Taking a sample from most earthy objects is easy using either a scooping or coring method. But in outer space, sample collection is a different ball game due to a lack of gravity and moving object.
Comets in particular could be especially hard, considering they are often spinning and traveling upwards of 150,000 miles per hour. NASA deems these as reason enough to think up an alternative to landing on comets for sample collection.
The idea it has developed so far? Harpooning comets. NASA reports in a news release that it's developing a harpoon to shoot at comets and pull back a sample. The concept is currently be researched in a laboratory setting using a ballista:
In a lab the size of a large closet stands a metal ballista (large crossbow) nearly six feet tall, with a bow made from a pair of truck leaf springs and a bow string made of steel cable 1/2 inch thick. The ballista is positioned to fire vertically downward into a bucket of target material. For safety, it's pointed at the floor, because it could potentially launch test harpoon tips about a mile if it was angled upwards. An electric winch mechanically pulls the bow string back to generate a precise level of force, up to 1,000 pounds, firing projectiles to velocities upwards of 100 feet per second.
Here's more about the harpoon concept and current research:
Right now, NASA reports that it is looking into how much energy would be required to shoot the harpoon at a comet at different depths and with different compositions. NASA Donald Wegel, lead engineer on the project, said that researchers aren't exactly sure what they're going to be met with in terms of comet composition, so its harpoon will need to be ready for anything:
The team is working out the best tip design, cross-section and explosive powder charge for the harpoon, using the crossbow to fire tips at various speeds into different materials like sand, ice, and rock salt.
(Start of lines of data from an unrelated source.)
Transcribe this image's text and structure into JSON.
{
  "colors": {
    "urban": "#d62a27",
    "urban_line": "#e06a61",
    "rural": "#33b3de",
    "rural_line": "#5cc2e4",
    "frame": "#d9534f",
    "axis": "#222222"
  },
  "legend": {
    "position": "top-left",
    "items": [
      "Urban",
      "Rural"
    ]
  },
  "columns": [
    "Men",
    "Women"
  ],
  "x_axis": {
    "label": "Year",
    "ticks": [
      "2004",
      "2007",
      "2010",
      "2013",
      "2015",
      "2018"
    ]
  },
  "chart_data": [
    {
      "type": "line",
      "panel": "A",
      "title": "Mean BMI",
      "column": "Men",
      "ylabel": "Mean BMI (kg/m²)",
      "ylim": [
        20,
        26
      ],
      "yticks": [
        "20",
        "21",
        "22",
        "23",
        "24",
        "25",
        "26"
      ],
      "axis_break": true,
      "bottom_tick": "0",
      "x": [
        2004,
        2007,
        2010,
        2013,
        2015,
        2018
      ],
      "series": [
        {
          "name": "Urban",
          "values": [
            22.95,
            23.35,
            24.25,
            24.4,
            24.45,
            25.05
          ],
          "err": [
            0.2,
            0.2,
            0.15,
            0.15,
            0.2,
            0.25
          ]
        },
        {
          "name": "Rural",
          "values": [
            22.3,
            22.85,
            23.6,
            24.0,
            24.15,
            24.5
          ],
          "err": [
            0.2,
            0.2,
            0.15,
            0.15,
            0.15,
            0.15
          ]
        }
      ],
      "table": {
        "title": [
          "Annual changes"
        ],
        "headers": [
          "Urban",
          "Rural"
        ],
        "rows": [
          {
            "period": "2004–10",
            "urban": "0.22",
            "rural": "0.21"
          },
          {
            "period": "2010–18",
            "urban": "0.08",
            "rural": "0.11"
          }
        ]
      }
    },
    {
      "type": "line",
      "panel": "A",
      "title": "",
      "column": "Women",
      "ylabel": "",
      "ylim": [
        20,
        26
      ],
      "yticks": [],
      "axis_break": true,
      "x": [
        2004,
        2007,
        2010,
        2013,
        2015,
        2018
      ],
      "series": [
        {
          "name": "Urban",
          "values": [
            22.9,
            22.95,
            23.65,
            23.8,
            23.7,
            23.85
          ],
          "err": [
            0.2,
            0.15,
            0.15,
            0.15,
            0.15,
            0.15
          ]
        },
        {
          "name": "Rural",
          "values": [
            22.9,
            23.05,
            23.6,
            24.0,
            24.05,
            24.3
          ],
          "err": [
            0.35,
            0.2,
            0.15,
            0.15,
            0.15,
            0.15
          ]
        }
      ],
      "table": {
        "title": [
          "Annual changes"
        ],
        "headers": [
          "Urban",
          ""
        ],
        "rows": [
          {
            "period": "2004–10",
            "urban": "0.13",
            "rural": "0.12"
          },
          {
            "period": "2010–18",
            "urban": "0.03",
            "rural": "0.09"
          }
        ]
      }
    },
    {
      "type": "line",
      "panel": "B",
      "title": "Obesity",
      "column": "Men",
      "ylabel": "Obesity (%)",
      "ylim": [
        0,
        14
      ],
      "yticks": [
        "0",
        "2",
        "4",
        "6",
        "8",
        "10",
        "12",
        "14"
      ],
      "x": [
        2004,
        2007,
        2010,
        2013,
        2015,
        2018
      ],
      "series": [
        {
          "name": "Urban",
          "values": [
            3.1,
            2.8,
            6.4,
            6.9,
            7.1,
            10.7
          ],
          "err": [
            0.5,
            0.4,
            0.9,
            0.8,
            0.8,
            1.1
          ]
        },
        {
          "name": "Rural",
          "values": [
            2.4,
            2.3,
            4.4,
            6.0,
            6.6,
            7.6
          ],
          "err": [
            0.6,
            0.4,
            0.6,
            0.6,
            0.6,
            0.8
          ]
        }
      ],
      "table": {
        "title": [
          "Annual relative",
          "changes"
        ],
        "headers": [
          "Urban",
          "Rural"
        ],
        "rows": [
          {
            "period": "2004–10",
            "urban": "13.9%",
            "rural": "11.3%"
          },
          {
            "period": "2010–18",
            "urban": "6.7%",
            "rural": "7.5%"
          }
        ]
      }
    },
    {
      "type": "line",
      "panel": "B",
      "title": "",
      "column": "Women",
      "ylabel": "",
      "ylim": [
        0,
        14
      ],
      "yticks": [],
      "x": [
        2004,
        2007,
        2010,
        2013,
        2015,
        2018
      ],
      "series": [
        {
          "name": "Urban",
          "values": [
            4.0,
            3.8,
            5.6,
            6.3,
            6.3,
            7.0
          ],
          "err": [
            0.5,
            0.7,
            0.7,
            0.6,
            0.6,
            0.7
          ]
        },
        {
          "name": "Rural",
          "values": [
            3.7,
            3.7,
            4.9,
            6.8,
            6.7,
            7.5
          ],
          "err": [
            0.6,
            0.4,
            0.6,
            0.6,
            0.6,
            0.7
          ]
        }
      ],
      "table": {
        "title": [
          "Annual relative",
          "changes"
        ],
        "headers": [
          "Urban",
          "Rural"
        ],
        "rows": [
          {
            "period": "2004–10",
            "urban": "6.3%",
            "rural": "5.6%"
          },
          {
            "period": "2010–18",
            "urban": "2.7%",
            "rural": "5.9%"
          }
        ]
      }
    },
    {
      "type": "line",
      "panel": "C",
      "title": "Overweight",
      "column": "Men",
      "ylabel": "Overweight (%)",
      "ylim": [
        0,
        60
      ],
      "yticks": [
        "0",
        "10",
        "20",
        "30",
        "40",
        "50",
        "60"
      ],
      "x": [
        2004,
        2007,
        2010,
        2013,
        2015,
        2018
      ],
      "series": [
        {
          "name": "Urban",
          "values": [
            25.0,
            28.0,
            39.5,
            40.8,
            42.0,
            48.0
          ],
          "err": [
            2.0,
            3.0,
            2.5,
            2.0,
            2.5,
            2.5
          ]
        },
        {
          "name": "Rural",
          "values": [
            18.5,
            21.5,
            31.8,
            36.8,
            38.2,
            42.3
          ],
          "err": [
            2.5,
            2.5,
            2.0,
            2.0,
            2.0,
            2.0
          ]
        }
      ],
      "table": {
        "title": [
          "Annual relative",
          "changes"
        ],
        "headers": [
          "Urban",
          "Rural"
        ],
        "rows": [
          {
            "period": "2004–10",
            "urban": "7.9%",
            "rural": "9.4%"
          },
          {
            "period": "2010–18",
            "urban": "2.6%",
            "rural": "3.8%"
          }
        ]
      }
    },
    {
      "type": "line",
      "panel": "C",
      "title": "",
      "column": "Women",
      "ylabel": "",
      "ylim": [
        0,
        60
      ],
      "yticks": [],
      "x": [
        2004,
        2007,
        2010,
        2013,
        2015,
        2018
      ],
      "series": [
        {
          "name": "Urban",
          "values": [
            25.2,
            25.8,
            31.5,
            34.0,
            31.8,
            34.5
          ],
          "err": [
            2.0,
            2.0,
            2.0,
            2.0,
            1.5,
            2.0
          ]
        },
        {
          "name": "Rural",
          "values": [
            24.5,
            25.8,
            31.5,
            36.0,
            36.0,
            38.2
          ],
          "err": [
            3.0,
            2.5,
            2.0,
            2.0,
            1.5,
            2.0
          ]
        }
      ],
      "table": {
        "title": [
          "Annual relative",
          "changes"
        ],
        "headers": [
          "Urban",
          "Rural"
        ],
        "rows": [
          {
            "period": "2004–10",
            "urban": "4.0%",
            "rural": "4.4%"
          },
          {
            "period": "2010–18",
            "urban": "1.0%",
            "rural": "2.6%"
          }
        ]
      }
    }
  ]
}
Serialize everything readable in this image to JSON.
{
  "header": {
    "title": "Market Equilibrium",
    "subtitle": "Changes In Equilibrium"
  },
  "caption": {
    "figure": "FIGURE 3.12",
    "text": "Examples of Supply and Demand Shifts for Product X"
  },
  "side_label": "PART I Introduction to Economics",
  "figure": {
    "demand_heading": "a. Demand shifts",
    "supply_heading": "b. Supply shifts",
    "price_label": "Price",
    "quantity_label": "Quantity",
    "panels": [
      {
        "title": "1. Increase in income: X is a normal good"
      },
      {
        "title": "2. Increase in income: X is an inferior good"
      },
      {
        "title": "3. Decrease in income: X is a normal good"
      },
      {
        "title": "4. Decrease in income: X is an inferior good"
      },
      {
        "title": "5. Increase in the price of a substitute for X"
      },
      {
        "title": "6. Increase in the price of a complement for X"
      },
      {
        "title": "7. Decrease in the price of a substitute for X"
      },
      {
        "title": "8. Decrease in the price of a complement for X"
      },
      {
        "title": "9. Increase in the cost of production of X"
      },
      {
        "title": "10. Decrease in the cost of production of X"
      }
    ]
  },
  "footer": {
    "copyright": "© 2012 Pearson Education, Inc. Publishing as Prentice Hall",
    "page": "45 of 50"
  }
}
They are also developing a sample collection chamber to fit inside the hollow tip. "It has to remain reliably open as the tip penetrates the comet's surface, but then it has to close tightly and detach from the tip so the sample can be pulled back into the spacecraft," says Wegel. "Finding the best design that will package into a very small cross section and successfully collect a sample from the range of possible materials we may encounter is an enormous challenge."
Wegel says that comet samples would give researchers more materials to analyze about to the origins of our solar system, as comets are thought to be composed of materials form its formation.